Ego inflates our sense of importance so that our role seems indispensable, and that of others diminished. Ego causes us to lose sight of the greater picture, causes us to want to be puppet masters pulling the strings, when all we actually achieve is a grotesque dance in the organic flow of life. Ego is a bubble of self-importance, that when inevitably burst leaves us thinking we are helpless and insignificant. The tactic of the military, or religious cults, involves smashing the ego, and filling the void at that point with the supreme authority of the higher-ranked, or the cult leaders, so that the victims become unquestioningly obedient, a sad denial of their humanity.

Perhaps most fundamentally, ego separates, filtering the interconnectedness of everything through a tiny lens so that what we perceive is coloured by our own prejudices. When giving with the ego, we give for the purposes of promoting the self.

Even this post has the shadow of the ego lurking. Am I writing this because someone may enjoy it, reflect, learn something? Or is it to appear wise, to gain credit?
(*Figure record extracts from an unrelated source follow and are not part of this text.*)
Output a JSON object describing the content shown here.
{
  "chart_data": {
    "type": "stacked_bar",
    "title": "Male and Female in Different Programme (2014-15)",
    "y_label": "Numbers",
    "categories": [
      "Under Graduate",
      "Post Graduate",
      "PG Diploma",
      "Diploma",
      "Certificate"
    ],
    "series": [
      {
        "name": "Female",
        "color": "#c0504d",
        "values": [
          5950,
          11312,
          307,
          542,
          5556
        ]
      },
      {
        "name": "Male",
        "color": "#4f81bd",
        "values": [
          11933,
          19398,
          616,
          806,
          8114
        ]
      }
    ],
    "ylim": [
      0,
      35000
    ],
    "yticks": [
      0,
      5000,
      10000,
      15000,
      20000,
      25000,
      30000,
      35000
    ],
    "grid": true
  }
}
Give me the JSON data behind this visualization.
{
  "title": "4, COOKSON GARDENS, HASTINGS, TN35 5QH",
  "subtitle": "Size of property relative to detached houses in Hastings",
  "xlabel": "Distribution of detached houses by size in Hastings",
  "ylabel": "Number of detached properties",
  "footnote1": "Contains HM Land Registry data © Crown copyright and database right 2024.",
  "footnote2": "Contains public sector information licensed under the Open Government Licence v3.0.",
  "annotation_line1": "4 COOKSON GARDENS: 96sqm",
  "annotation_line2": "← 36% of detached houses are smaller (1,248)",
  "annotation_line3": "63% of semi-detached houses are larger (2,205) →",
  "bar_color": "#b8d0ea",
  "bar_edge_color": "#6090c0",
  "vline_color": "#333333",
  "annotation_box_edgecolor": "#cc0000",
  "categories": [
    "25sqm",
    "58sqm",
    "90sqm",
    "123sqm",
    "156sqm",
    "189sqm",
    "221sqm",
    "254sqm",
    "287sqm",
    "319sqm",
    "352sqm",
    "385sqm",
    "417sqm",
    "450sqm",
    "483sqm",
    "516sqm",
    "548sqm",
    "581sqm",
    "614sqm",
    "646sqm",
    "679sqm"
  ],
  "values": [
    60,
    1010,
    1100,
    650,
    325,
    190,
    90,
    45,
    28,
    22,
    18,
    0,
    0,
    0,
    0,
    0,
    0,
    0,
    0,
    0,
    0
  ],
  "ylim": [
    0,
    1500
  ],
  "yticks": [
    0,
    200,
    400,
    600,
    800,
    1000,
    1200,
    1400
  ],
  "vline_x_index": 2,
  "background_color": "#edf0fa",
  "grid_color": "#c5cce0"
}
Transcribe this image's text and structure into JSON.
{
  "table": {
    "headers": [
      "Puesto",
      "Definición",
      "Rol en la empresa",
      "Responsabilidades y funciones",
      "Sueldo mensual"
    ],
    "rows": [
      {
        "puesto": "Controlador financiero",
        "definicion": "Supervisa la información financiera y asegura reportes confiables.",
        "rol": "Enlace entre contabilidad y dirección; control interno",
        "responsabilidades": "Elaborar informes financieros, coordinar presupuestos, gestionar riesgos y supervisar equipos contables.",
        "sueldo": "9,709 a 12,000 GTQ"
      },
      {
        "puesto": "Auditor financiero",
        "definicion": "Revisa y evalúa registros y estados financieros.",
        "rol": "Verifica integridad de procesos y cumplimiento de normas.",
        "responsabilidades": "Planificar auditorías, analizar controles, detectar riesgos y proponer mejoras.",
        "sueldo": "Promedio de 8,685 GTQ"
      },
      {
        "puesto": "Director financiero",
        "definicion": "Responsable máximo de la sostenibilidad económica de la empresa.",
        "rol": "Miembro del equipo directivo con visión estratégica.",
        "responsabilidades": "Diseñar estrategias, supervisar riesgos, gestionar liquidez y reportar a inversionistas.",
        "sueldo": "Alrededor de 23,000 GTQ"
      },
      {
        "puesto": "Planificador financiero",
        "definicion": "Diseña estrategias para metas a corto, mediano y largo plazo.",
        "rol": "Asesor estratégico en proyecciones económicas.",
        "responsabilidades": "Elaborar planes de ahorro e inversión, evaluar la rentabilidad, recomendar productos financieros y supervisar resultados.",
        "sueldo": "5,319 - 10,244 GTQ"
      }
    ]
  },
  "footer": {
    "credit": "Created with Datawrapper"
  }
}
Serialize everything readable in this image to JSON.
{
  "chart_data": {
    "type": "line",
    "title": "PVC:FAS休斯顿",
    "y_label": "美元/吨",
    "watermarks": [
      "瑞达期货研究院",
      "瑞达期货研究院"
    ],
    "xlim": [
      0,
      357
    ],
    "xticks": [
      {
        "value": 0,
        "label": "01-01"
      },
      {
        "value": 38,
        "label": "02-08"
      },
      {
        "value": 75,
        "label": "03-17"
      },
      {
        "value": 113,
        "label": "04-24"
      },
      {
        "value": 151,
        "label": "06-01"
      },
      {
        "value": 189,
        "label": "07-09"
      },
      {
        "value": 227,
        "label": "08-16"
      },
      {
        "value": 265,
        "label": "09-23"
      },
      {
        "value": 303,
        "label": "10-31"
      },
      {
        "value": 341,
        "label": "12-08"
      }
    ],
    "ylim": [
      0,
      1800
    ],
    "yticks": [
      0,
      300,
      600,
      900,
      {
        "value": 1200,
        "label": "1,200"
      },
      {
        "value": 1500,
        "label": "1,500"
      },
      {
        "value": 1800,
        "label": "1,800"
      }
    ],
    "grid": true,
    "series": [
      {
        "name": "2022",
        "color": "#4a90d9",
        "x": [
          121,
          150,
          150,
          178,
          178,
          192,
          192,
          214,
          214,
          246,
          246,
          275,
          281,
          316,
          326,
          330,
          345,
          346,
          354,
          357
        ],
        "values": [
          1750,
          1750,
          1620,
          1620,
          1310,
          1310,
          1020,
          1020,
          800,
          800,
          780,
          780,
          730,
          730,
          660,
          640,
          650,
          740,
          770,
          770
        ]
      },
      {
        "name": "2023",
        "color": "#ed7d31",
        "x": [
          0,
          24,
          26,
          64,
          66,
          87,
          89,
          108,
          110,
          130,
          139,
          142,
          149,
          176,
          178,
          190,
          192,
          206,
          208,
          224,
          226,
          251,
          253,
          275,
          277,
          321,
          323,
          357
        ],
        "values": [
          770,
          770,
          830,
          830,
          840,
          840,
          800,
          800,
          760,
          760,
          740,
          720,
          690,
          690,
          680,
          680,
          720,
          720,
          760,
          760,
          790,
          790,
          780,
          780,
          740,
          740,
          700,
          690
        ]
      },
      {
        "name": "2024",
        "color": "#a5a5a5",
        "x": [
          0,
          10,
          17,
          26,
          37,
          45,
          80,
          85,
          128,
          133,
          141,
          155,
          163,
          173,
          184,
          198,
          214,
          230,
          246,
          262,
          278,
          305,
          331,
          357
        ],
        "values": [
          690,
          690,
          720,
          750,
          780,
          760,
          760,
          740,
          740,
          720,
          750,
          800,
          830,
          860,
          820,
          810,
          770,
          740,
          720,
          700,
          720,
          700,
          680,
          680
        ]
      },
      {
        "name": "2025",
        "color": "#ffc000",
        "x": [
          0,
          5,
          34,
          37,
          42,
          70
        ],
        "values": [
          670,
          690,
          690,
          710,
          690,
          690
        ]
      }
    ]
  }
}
Ah well, anyone who’s actually read this far, decide for yourself and feel free to tell me 🙂

2 comments

  1. At the end of this post, you invited people to answer your question, and I thought about how I wanted to reply, not only to the question, but because this is very well written. I also occasionally have little epiphanies[sp?] simmilar to yours, and I post them on my blog [I think] beacuse I want to recaord it and so I can be reminded of what I realised. But reading this has also made me wonder, what if I post them, like you already theorised, beacuse I want to get praise for realising something like this?

    But can’t the answer be both? I think that the ego must always lurking at all times – surely the ego and this sense of self the ego projects seperates us from chimps [et al]?

    So, in answer, I’d say the answer is both – you want to offer what you’ve learnt as well as getting that fuzzy feeling that it was worth it to help someone.